La soluzione Rfid tra bilance e casse nello store La Esse

“La bilancia che Esselunga ha inserito nel punto di vendita la Esse a Milano -ha dichiarato Federico Tanesini, presidente della filiale italiana di Digi- è nata da una loro richiesta specifica e per noi è stata una sfida, visto che non esiste un prodotto standard con queste caratteristiche. Anche il nostro presidente Yamamoto è venuto personalmente dal Giappone per seguire il progetto, tale era l’importanza.

In pochissimo tempo abbiamo generato un prototipo con un’antenna e la capacità di scrivere e leggere i tag Rfid. In due mesi abbiamo ottimizzarne le dimensioni per permettere l’integrazione nei reparti. Al momento sono esemplari unici”.

 

 

Dalla logistica ai pdv, per migliorare la customer experience

“Il primo progetto Rfid l’ho seguito 25 anni fa -ha detto Giorgio de Nardi, founder e ceo di Aton- e da allora in azienda abbiamo una business unit dedicata. Il desiderio di arrivare all’utilizzo ‘item level’ c’è sempre stato, per ora purtroppo resta per molti un sogno, soprattutto quando ci sono decine di migliaia di prodotti da gestire e differenti fornitori, non essendoci ancora uno standard imposto. Tra i fashion retailer ci sono già molte esperienze, in ambito gdo l’Rfid potrebbe trovare applicazione nei discount dove la maggior parte dei prodotti è a marchio proprio e c’è un maggior controllo sulla gestione della filiera. Si può quindi entrare dalla porta della logistica, ottimizzando i processi, tracciando le spedizioni, rendendo più veloce l’inventario, per arrivare agli store, dove possibile. Qui l’Rfid può migliorare la customer experience creando il momento ‘wow’ con il 'carrello intelligente' o facendo il checkout automatico senza dover leggere ogni singolo barcode e può essere impiegata in ambito marketing, per esempio per raccogliere i dati sui capi provati in camerino o per fornire consigli al cliente su ulteriori acquisti, guidandolo all’interno del negozio. L’Rfid, utilizzata in combinazione con la tecnologia Nfc (Near field communication, comunicazione di prossimità), consente inoltre di creare lo storytelling del prodotto direttamente sugli smartphone o sui display nel pdv”.
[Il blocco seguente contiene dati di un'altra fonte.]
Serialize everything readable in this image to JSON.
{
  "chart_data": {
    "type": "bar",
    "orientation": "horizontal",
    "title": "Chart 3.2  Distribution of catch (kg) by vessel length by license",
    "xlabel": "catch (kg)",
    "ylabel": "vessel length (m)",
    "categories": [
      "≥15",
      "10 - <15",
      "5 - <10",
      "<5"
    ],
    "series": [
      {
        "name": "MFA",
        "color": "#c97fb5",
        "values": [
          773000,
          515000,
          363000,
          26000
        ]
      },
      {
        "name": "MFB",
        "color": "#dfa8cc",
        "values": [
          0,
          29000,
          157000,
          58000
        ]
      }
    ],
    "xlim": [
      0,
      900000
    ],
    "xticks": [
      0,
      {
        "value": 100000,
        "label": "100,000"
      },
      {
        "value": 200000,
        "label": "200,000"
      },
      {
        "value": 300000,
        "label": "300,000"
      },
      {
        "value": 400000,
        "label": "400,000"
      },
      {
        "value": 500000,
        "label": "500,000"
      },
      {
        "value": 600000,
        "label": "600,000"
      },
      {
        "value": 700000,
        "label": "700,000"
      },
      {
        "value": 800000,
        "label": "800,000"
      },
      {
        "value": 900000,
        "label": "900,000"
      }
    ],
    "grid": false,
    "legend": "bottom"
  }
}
I costi sono ora sostenibili

“Cercare di spiegare ai clienti i vantaggi dell’Rfid è quasi pleonastico nel 2020 -dice Pierluigi Terzioli, product manager Negoziando di Sme.Up-, certo è che la maggior accuratezza dell’inventario ha un focus ancora più importante con l’avvento dell’omnicanalità, per esempio per chi adotta il click and collect, o lo smartmirror nei negozi di abbigliamento o ancora la prevenzione dello spreco alimentare con il food detection. Se una volta il costo del tag aveva un peso rilevante, ora non è più così, le etichette adesive con tag passivi possono avere un costo inferiore ai 10 centesimi. Il vero scoglio da superare è dunque l’onere della rietichettatura con personale dedicato. Rfid si può anche utilizzare per la loss prevention, non tanto nei clienti quanto dei dipendenti, facendo inventari più frequenti e profondi. Per ciò che riguarda i nostri clienti, che hanno mediamente più di 50 pdv, l’adozione di Rfid è stata decisamente inferiore alle attese, forse anche perché la capacità di investimento nella gdo è stata dedicata ad adeguamenti di carattere normativo”.